Le film "The Odyssey" du réalisateur britannique Christopher Nolan fait l'objet d'appels au boycott de la part de militants et de cinéastes sahraouis, qui dénoncent le tournage d'une partie de cette production hollywoodienne au Sahara occidental occupé par le Maroc.
Des défenseurs des droits humains reprochent au réalisateur d'avoir tourné des scènes du film dans la région de Dakhla occupée, au sud du Sahara occidental, sans tenir compte du contexte politique et juridique du territoire.

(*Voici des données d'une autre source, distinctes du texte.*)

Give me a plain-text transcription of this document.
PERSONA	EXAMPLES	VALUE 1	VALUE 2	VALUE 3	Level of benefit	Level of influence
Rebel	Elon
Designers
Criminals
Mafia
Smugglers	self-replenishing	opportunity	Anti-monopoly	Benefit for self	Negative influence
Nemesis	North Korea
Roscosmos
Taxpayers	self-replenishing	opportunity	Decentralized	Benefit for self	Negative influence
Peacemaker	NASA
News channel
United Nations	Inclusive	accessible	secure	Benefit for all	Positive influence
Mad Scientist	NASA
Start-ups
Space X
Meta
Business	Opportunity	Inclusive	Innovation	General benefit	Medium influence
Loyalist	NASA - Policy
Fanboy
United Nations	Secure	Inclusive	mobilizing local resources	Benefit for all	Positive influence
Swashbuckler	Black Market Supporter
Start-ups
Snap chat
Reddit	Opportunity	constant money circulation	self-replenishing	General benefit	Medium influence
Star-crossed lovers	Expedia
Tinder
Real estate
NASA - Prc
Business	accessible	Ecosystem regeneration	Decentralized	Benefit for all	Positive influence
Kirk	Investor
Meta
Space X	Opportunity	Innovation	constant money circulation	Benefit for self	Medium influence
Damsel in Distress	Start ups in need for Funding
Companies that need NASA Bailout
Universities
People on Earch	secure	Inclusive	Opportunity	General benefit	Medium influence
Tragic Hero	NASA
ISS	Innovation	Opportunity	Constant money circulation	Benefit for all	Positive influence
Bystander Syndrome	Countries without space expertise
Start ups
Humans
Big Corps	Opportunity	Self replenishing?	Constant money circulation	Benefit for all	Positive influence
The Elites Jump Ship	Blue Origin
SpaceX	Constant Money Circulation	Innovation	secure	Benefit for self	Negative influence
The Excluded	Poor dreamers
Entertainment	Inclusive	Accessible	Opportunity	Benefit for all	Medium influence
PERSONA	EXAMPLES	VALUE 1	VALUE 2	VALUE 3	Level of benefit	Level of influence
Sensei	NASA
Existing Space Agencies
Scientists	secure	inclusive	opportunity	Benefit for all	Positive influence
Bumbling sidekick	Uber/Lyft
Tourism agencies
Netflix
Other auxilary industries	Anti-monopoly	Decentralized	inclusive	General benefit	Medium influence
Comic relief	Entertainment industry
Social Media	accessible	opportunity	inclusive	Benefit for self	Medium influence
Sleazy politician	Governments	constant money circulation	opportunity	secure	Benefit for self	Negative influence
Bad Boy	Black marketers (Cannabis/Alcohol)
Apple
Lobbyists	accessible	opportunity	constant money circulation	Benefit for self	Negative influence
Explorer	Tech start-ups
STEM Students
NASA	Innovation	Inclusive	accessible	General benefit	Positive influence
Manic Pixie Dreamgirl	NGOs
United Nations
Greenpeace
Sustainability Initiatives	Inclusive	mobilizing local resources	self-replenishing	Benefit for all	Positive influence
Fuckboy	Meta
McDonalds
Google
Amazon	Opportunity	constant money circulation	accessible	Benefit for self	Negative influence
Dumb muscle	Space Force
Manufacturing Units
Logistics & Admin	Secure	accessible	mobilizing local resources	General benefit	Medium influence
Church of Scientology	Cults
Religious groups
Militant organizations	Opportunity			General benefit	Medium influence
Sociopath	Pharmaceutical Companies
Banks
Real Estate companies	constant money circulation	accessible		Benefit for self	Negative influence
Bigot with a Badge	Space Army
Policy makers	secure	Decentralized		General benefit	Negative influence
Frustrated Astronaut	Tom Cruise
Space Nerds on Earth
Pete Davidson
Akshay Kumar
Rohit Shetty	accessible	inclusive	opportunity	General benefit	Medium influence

"En utilisant ces images tournées au Sahara occidental, Christopher Nolan s'est rendu complice de l'occupation marocaine", a déclaré Mar?a Carri?n, directrice exécutive du Festival international du film du Sahara occidental (FiSahara), citée par Democracy Now!.
Selon elle, le tournage, découvert il y a un an par des militants sahraouis, s'est déroulé dans la zone de la Dune Blanche à Dakhla occupée. Elle a indiqué que des appels avaient été adressés à l'équipe du film et à la société de production pour demander l'arrêt du tournage et le retrait des scènes réalisées dans cette région.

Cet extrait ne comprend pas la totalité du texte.